- Born: Gavin Francis Disney May 27, 1949
- Died: November 2, 2018 (aged 69)
- Occupations: Television producer, manager
- Known for: Executive producer Hey Hey Its Saturday Healthy, Wealthy and Wise as co-creator
- Notable work: Manager of John Blackman, Molly Meldrum and others

= Gavan Disney =

Gavan Francis Disney (27 May 1949 – 6 November 2018) was an Australian television producer.

==Career==
Disney was best known for being an executive producer of long-running Nine Network variety show Hey Hey It's Saturday and for being co-creator of Network Ten lifestyle program Healthy, Wealthy and Wise. Television personality Bert Newton credited Disney with resurrecting his career in the 1990s by recruiting him to host Network Ten morning show Good Morning Australia. Iain Hewitson also stated in an interview that Disney helped him getting a start in television by giving him life-changing career advice.

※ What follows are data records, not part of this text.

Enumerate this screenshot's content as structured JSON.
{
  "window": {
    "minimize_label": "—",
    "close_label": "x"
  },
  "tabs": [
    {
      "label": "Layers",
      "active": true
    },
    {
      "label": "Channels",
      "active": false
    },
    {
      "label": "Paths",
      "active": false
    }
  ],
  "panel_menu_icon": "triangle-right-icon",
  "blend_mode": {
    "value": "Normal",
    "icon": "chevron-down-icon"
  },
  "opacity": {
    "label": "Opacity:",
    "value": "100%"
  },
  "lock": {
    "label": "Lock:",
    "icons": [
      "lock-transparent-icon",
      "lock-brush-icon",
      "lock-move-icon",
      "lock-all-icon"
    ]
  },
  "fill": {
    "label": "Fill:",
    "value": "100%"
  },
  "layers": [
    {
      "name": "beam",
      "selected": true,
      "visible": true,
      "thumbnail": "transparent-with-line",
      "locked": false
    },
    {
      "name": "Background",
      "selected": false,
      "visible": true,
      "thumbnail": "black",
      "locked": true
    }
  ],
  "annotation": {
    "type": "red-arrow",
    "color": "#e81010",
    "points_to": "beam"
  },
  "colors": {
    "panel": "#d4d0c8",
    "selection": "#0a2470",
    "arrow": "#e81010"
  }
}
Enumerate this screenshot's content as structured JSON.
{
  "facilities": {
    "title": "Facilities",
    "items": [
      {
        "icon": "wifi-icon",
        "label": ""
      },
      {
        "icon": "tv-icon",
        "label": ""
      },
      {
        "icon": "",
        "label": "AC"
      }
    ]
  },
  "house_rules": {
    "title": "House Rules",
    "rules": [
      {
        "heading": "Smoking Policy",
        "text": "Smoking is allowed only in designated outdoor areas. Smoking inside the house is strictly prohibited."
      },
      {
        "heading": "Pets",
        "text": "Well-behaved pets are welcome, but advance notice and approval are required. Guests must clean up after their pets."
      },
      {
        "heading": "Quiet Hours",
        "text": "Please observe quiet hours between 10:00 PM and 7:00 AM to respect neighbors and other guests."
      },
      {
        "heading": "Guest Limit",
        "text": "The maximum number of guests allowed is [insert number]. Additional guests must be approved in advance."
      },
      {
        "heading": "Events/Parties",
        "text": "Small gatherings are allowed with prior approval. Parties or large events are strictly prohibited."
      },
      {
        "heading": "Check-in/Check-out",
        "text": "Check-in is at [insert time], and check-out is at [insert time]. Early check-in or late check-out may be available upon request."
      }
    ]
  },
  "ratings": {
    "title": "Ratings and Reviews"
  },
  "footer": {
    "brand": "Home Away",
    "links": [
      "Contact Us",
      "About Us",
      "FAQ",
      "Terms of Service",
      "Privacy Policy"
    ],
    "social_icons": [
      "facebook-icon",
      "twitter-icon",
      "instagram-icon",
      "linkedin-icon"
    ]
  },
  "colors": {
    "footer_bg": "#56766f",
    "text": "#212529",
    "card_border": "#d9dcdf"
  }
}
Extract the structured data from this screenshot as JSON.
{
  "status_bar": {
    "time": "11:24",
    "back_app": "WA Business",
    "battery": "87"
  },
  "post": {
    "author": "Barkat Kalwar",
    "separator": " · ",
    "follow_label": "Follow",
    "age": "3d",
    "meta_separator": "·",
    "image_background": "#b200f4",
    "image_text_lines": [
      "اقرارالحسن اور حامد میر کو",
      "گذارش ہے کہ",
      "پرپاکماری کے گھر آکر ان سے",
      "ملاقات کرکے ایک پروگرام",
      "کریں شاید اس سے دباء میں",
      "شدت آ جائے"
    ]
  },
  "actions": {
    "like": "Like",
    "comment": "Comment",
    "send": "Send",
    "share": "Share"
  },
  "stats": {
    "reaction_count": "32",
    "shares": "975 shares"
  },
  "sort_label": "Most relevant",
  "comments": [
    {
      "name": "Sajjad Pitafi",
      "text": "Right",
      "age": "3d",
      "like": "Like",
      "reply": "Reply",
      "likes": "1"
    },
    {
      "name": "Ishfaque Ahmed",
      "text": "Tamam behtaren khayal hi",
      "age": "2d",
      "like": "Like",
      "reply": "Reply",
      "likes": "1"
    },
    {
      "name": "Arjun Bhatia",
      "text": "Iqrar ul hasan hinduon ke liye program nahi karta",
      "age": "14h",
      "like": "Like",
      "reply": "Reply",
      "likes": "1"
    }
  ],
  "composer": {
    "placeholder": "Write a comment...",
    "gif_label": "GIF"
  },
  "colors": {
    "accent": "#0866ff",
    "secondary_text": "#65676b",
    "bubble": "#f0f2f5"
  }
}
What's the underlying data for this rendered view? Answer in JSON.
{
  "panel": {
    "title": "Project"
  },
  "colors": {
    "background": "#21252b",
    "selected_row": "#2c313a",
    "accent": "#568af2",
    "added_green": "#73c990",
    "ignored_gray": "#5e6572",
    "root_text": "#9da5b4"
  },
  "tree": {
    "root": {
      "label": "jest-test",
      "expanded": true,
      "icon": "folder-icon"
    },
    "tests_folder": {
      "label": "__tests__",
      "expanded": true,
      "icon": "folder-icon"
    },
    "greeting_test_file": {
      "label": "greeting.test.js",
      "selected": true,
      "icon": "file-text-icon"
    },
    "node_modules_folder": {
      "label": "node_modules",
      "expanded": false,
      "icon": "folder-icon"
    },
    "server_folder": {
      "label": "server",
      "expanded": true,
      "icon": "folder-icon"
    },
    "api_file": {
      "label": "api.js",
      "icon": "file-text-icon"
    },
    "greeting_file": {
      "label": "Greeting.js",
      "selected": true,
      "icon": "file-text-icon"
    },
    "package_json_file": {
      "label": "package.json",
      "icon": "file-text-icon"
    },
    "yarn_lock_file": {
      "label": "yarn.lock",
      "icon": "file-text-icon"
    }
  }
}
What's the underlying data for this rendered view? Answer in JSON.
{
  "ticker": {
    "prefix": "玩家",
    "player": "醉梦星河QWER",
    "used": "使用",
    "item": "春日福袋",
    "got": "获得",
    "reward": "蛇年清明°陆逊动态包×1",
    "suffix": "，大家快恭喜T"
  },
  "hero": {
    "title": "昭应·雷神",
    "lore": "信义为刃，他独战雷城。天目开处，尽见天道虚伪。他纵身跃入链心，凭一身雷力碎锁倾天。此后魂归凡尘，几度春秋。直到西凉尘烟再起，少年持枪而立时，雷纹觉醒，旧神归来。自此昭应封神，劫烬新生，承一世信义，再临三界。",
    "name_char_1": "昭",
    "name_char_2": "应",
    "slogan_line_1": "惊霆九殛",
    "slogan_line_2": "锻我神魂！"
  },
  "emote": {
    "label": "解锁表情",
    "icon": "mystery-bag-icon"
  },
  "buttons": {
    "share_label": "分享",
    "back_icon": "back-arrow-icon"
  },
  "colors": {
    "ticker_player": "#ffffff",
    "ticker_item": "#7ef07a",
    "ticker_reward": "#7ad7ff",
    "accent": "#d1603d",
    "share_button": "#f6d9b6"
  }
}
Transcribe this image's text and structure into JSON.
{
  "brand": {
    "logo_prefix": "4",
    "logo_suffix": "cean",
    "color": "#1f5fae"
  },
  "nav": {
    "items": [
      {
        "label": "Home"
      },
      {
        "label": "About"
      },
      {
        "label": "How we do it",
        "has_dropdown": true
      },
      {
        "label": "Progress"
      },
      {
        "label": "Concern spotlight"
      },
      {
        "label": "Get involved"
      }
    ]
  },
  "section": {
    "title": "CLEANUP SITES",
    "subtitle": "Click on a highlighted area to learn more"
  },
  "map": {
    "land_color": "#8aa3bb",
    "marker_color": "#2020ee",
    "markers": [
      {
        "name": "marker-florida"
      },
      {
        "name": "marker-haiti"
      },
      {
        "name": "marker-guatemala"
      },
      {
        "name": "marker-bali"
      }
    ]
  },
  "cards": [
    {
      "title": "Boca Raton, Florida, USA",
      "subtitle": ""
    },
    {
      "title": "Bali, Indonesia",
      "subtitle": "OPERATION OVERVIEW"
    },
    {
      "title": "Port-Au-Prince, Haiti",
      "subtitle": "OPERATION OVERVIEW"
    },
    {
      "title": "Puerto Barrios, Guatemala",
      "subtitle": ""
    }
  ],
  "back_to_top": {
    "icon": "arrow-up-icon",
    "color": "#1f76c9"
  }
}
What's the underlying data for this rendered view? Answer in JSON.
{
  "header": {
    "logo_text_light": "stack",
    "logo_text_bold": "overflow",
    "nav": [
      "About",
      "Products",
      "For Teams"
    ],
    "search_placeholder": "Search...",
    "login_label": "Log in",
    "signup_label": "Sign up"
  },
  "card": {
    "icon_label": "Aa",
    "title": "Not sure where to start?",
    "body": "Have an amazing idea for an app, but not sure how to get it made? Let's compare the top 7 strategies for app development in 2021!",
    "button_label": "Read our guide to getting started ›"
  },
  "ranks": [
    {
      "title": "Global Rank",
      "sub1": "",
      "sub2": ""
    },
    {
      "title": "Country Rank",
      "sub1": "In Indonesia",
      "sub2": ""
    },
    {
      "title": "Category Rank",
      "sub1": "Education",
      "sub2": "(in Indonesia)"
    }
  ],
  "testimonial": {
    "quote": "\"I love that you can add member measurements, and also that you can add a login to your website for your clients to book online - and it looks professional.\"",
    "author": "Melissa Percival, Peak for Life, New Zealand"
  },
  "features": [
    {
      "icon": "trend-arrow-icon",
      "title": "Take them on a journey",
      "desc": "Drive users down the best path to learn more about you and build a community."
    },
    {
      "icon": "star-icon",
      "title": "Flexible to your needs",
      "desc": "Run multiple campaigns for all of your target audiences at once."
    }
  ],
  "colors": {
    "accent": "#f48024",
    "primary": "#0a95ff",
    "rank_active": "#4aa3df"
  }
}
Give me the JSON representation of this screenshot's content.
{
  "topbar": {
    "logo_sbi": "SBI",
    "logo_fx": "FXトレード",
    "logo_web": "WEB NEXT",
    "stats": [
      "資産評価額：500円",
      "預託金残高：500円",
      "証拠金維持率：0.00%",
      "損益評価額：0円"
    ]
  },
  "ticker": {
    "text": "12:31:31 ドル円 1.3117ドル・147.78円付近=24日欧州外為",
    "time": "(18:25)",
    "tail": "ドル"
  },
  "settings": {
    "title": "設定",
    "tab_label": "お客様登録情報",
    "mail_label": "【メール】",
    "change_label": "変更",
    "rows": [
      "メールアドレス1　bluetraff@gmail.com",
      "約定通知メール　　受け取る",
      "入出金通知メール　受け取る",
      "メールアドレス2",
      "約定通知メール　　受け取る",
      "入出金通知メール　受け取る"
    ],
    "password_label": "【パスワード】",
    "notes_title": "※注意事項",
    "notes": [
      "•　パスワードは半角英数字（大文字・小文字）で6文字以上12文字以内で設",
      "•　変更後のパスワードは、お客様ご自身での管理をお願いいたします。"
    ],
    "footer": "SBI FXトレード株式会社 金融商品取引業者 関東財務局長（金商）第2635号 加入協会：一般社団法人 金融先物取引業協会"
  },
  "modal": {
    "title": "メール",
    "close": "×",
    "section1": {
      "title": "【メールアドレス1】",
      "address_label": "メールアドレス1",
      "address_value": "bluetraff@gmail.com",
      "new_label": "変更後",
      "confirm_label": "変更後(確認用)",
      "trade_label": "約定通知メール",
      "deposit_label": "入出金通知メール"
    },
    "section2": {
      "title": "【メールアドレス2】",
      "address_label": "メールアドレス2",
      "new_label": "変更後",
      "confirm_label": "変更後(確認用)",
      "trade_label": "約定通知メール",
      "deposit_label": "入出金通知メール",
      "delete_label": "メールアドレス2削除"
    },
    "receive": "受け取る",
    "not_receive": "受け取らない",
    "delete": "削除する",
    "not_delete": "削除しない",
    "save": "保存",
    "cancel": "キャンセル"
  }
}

He also served as a manager for Hey Hey regular's John Blackman and Molly Meldrum and numerous other media personalities.

In 2009, a jury found Disney not guilty of ten counts of indecent assault and two counts of rape, after he was charged in 2008 with assaulting a 17-year-old employee while he was a senior executive at Ballarat television station BTV6 in the 1980s. The jury had previously been directed by the judge to find Disney not guilty of an additional three counts of indecent assault due to a lack of evidence.

Disney died at the age of 69 in November 2018, following a long illness.